Dive Brief:
- San Diego Gas & Electric (SDG&E) will accept bids through January 5 on its request for offers (RFOs) for 500 megawatts to 800 megawatts of new capacity. SDG&E specified the bids must offer “local capacity,” 175 megawatts can be “preferred resources or storage,” and 25 megawatts must be energy storage.
- SDG&E presently gets 23% of its generation from renewables and expects to reach California's 33% mandate by the end of 2014, six years early, thanks to delivery of abundant solar and wind resources in the California desert east of the utility’s service territory by the newly opened high voltage direct current Sunrise Powerlink.
- SDG&E is seeking to replace the 440 megawatts of capacity it lost when the 2,200 megawatt San Onofre Nuclear Generating Station (SONGS), of which it was 20% owner, was closed last year.
Dive Insight:
The "preferred" resources in the RFOs are renewables which, along with storage and demand response, are at the top of California’s loading order and would qualify as part of an expanded state renewables mandate.

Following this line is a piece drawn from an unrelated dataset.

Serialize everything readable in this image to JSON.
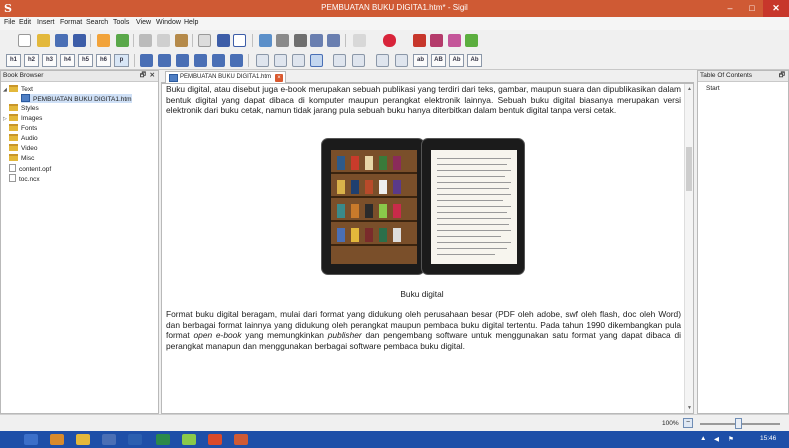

Though PPA prices are not disclosed in California, it will be especially telling to see which of the offers SDG&E selects in early 2015 because it will have fulfilled its 2020 mandate and in need of economizing as a portion of the losses associated with the SONGS closure falls on it.
The California Public Utilities Commission (CPUC) just rejected the proposed $4.7 billion settlement agreement between utilities and consumer advocates to cover SONGS losses, calling for co-owners Southern California Edison and SDG&E to take more than the proposed $1.4 billion in responsibility.